By Katey Rich 2012-02-27 08:17:41discussion comments
Why The Artist Doesn't Mean The End Of Bold Choices For Best Picture image
It was a little hard during last night's Oscars to see this as the same Academy that changed their rules for The Dark Knight. Just two years after the Academy expanded the Best Picture category to 10, then swooned over genre movies like District 9 or pop cultural mashups like Inglourious Basterds, they handed us the 2011 nominees, with only one Best Picture nominated film set in the present day, and most of them touting old movies, or at least old culture, as superior to what we have now. It all culminated with the Best Picture win for The Artist, a charming French film about the era of silent Hollywood filmmaking, complete with tricks from a dog and a tap dancing routine at the end. How much more old school can you get?

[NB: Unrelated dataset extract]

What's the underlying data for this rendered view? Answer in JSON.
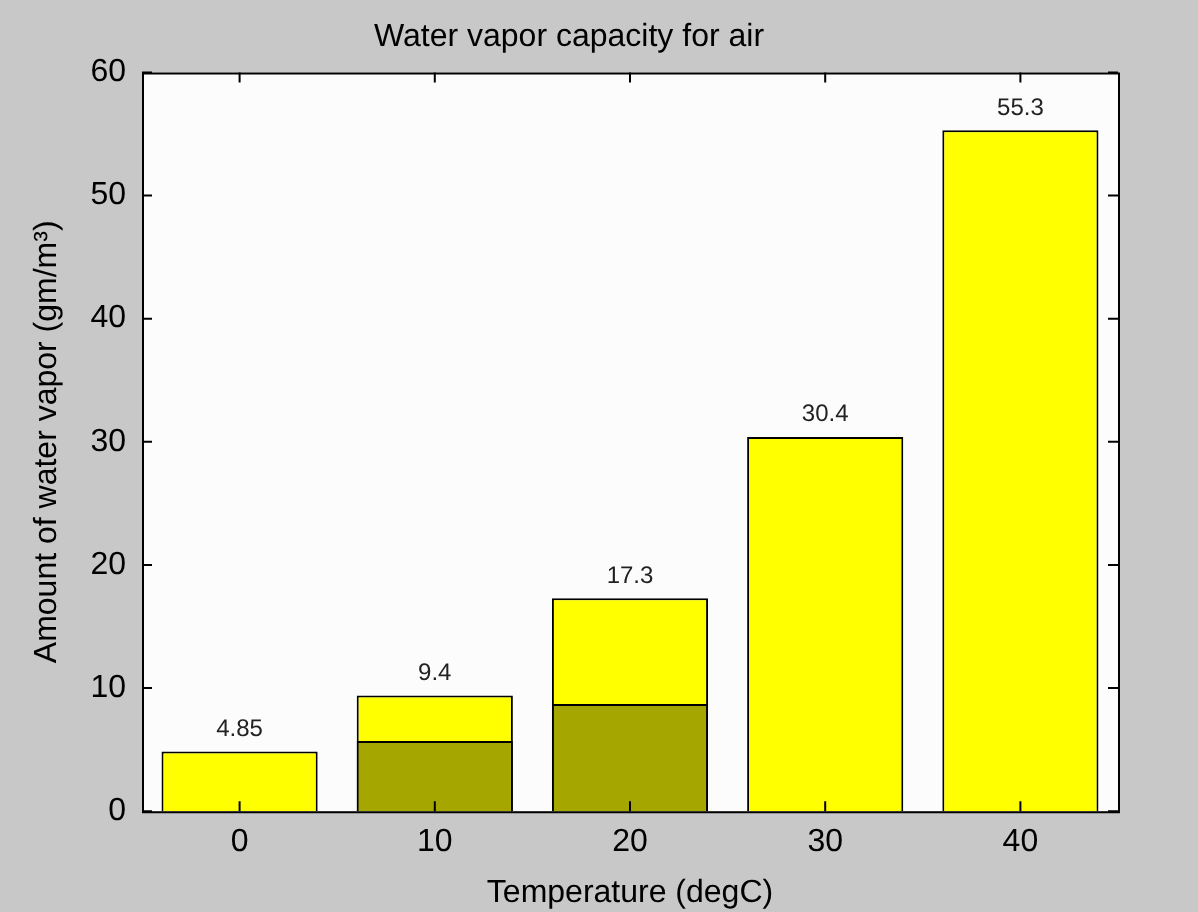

It's true that The Artist is not cut from the same cloth as fellow recent Best Picture winners The Hurt Locker and No Country for Old Men. But it is an independent film, it's worth noting, secured through European financing and premiering at the Cannes Film Festival last May-- to rapturous audience response, of course-- without a distributor in place. And it is a silent, black and white movie largely led by unknown French actors, the kind of thing many moviegoers might roll their eyes at and choose to see Ghost Rider 2 instead. It is an out-there anomaly for Best Picture when you put it next to movies like TItanic or Forrest Gump-- just an anomaly glossed up in a Hollywood sheen that lets it pass as an insider.

There were a handful of bolder choices to be made for Best Picture last night, like Terrence Malick's wondrous visual poem The Tree of Life-- though still made by an industry veteran, it's worth adding-- or the maverick baseball story Moneyball. But the rest of the Best Picture nominees were more solidly old Hollywood than The Artist by far. This just wasn't an Oscar year for game-changing bold moves. There wasn't an Inception out there, much less a Dark Knight, and the gritty independent films as good as or better than The Hurt Locker-- Meek's Cutoff, We Need To Talk About Kevin, even Steven Soderbergh's studio movie Contagion-- didn't have the alchemy of factors to lift them into competition. Early on in this year's Oscar race it became The Artist's prize to lose, but unlike last year, where the comfort-food The King's Speech trounced the daring The Social Network, there were no clear signs of the past getting ready to run roughshod over the future. The Artist's independent roots and tricky black and white gambit make it both a dare and a comforting blast from the past, which might be why it had such an easy road to Best Picture.

It will take a long to make sense of this current era of Best Picture, as the Academy seemed to reel back from Crash's controversial win to reward the excellent dark stuff like The Departed, No Country for Old Men and especially The Hurt Locker, which triumphed over the bright blockbuster Avatar. They still have a weak spot for the sentimental stories that have always moved them, but these days they're done up in more interesting clothing-- the multi-cultural appeal of Slumdog Millionaire, the modern aesthetic beauty of The King's Speech, and now The Artist, a silent movie for a new era. Next year, if new films from Paul Thomas Anderson and the Coens and Christopher Nolan and two new ones from Terrence Malick are up to snuff, we may have another avant garde year full of bold, exciting work-- nothing about The Artist's win seems to prevent that.

The Academy is getting younger, and they are no longer the same group that gave Best Picture to Braveheart, but larger change takes time. It's easy to see The Artist's win as the Academy regressing to that simplistic love of Hollywood they tout in every single montage during the awards show, but give them time. The next The Dark Knight phenomenon is out there-- and when it comes, I'm confident they'll give it it's due.